Trias-Llimós S, Barbieri M, Egidi V, Frova L, Grippo F, Meslé F, Pappagallo M, Désesquelles A. Demogr. Res. 2023; 49: 13-30.

Copyright

(Copyright © 2023, Max-Planck-Gesellschaft)

DOI

10.4054/DemRes.2023.49.2

PMID

unavailable

Abstract

BACKGROUND The increasing prevalence of frailty in ageing populations represents a major social and public health challenge which warrants a better understanding of the contribution of frailty to the morbid process.

OBJECTIVE To examine frailty-related mortality as reported on death certificates in France, Italy, Spain, and the United States in 2017.

METHODS We identify frailty at death for the population aged 50 years and over in France, Italy, Spain, and the United States. We estimate the proportions of deaths by sex, age group, and country using specific frailty-related ICD-codes on the death certificate, (1) as the underlying cause of death (UC), (2) elsewhere in Part I (sequence of diseases or conditions or events leading directly to death), and (3) anywhere in Part II (conditions that do not belong in Part I but whose presence contributed to death).

RESULTS The age-standardized proportion of deaths with frailty at ages 50 and over is highest in Italy (25.0%) followed by France (24.1%) and Spain (17.3%), and lowest in the United States (14.0%). Cross-country differences are smaller when frailty-related codes are either the underlying cause of the death or reported in Part II. Frailty-related mortality increases with age and is higher among females than males.
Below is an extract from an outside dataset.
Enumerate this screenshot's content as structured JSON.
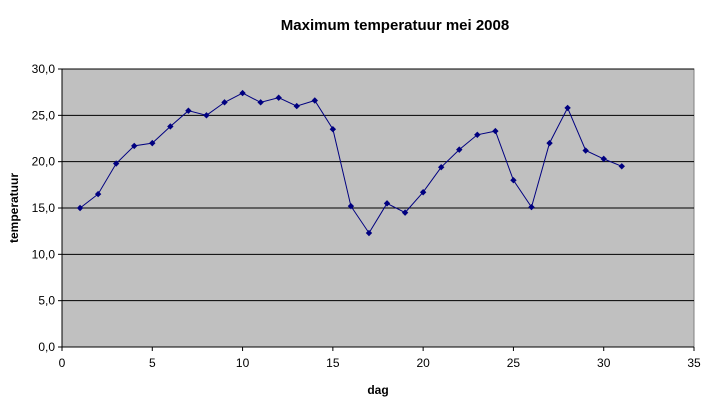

Dementia is the most frequently reported frailty-related code.

CONCLUSIONS Notable cross-country differences were found in the prevalence and type of frailty-related symptoms at death, even after adjusting for differential age distributions.

CONTRIBUTION Strong similarities between countries were found that warrant monitoring frailty at death in low-mortality countries to complement information on frailty prevalence in the living population.